A regulatory landscape that lacks nuance, and fails to distinguish reasonable, socially-beneficial, non-invasive, or even accidental inferences (like the Beat Saber example above), chills speech & innovation, or perversely encourages people to resign themselves to giving up their rights in order to simply do basic day-to-day tasks. Just look at how we deal with consent fatigue and cookies. The goal instead should be to distinguish the mere possibility of inferring something from cases where actual inference is occurring that meaningfully makes decisions which affect us.
By all means, line up Meta and Amazon, Palantir, Google, and basically every data broker imaginable against a wall and (metaphorically) shoot them. Put limits on their power and the toys they use to profile us. The tactics many of these firms use fall squarely into the types of high-risk profiling and decision-making abuses that lawmakers and society are keen to keep in check. But we all need more guidance on where the boundaries should be — and there very much should be distinctions between the unintentional and reasonable versus the intentional and malignant.
Sandra Wachter & Brent Mittelstadt, A Right to Reasonable Inferences: Re-Thinking Data Protection Law in the Age of Big Data, 2019 COLUMBIA BUS. L. REV. 494, 509 (2019). The authors explored the idea of distinguishing between “reasonable inferences” versus “high risk inferences” that “damage privacy or reputation, or have low verifiability”. (pp. 495, 538).

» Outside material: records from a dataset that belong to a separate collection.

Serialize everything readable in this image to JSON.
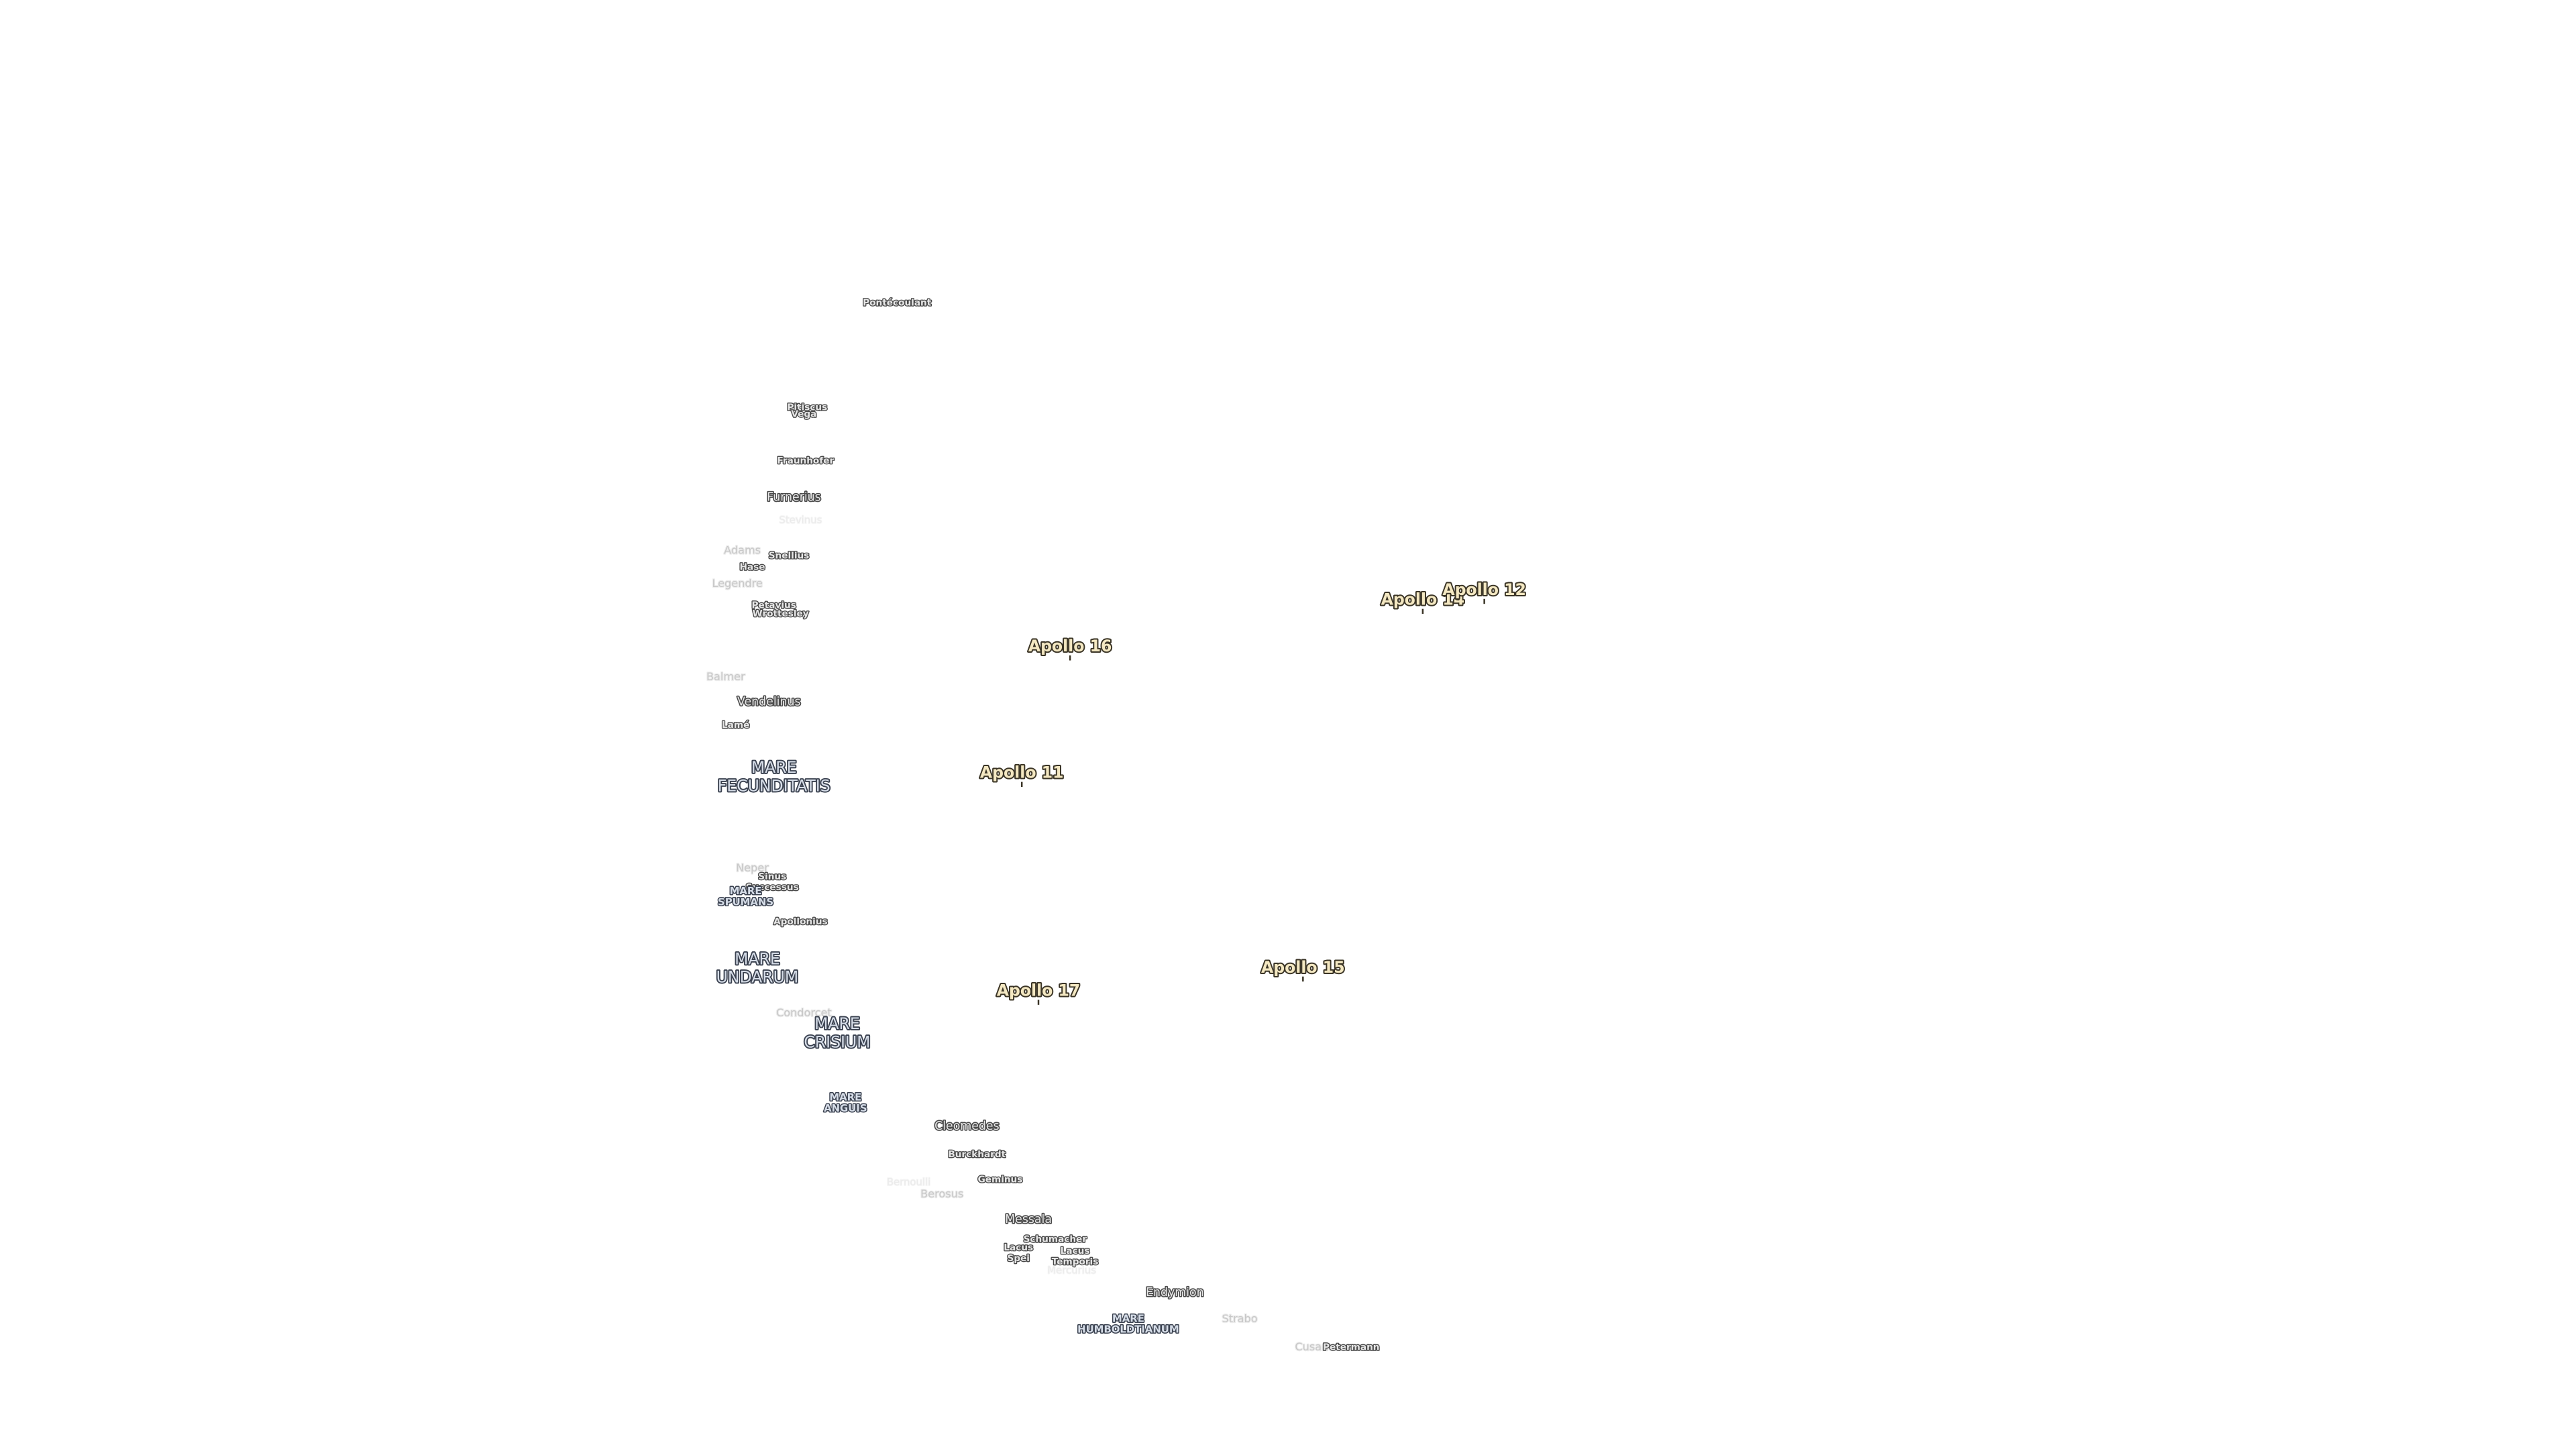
{
  "labels": [
    {
      "lines": [
        "Pontécoulant"
      ]
    },
    {
      "lines": [
        "Pitiscus"
      ]
    },
    {
      "lines": [
        "Vega"
      ]
    },
    {
      "lines": [
        "Fraunhofer"
      ]
    },
    {
      "lines": [
        "Furnerius"
      ]
    },
    {
      "lines": [
        "Stevinus"
      ]
    },
    {
      "lines": [
        "Adams"
      ]
    },
    {
      "lines": [
        "Snellius"
      ]
    },
    {
      "lines": [
        "Hase"
      ]
    },
    {
      "lines": [
        "Legendre"
      ]
    },
    {
      "lines": [
        "Petavius"
      ]
    },
    {
      "lines": [
        "Wrottesley"
      ]
    },
    {
      "lines": [
        "Balmer"
      ]
    },
    {
      "lines": [
        "Vendelinus"
      ]
    },
    {
      "lines": [
        "Lamé"
      ]
    },
    {
      "lines": [
        "MARE",
        "FECUNDITATIS"
      ]
    },
    {
      "lines": [
        "Apollo 16"
      ]
    },
    {
      "lines": [
        "Apollo 14"
      ]
    },
    {
      "lines": [
        "Apollo 12"
      ]
    },
    {
      "lines": [
        "Apollo 11"
      ]
    },
    {
      "lines": [
        "Apollo 15"
      ]
    },
    {
      "lines": [
        "Apollo 17"
      ]
    },
    {
      "lines": [
        "Neper"
      ]
    },
    {
      "lines": [
        "Sinus",
        "Successus"
      ]
    },
    {
      "lines": [
        "MARE",
        "SPUMANS"
      ]
    },
    {
      "lines": [
        "Apollonius"
      ]
    },
    {
      "lines": [
        "MARE",
        "UNDARUM"
      ]
    },
    {
      "lines": [
        "Condorcet"
      ]
    },
    {
      "lines": [
        "MARE",
        "CRISIUM"
      ]
    },
    {
      "lines": [
        "MARE",
        "ANGUIS"
      ]
    },
    {
      "lines": [
        "Cleomedes"
      ]
    },
    {
      "lines": [
        "Burckhardt"
      ]
    },
    {
      "lines": [
        "Geminus"
      ]
    },
    {
      "lines": [
        "Bernoulli"
      ]
    },
    {
      "lines": [
        "Berosus"
      ]
    },
    {
      "lines": [
        "Messala"
      ]
    },
    {
      "lines": [
        "Schumacher"
      ]
    },
    {
      "lines": [
        "Lacus",
        "Spei"
      ]
    },
    {
      "lines": [
        "Lacus",
        "Temporis"
      ]
    },
    {
      "lines": [
        "Mercurius"
      ]
    },
    {
      "lines": [
        "Endymion"
      ]
    },
    {
      "lines": [
        "MARE",
        "HUMBOLDTIANUM"
      ]
    },
    {
      "lines": [
        "Strabo"
      ]
    },
    {
      "lines": [
        "Cusanus"
      ]
    },
    {
      "lines": [
        "Petermann"
      ]
    }
  ]
}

Meta Platforms Inc, et al., v. Bundeskartellamt, C-C252/21, p. 89: “However, it should be specified that, in the event that a set of data comprising both sensitive and non-sensitive data is the subject of such operations and is in particular collected in bulk without the data being able to be dissociated from each other at the time of this collection, the processing of this set of data must be considered as being prohibited, within the meaning of Article 9, paragraph 1, of the GDPR since it includes at least one sensitive data … (emphasis added)
Opinion of Attorney General Rob Bonta, No. 20-303 (Mar. 10, 2022) (OAG Opinion).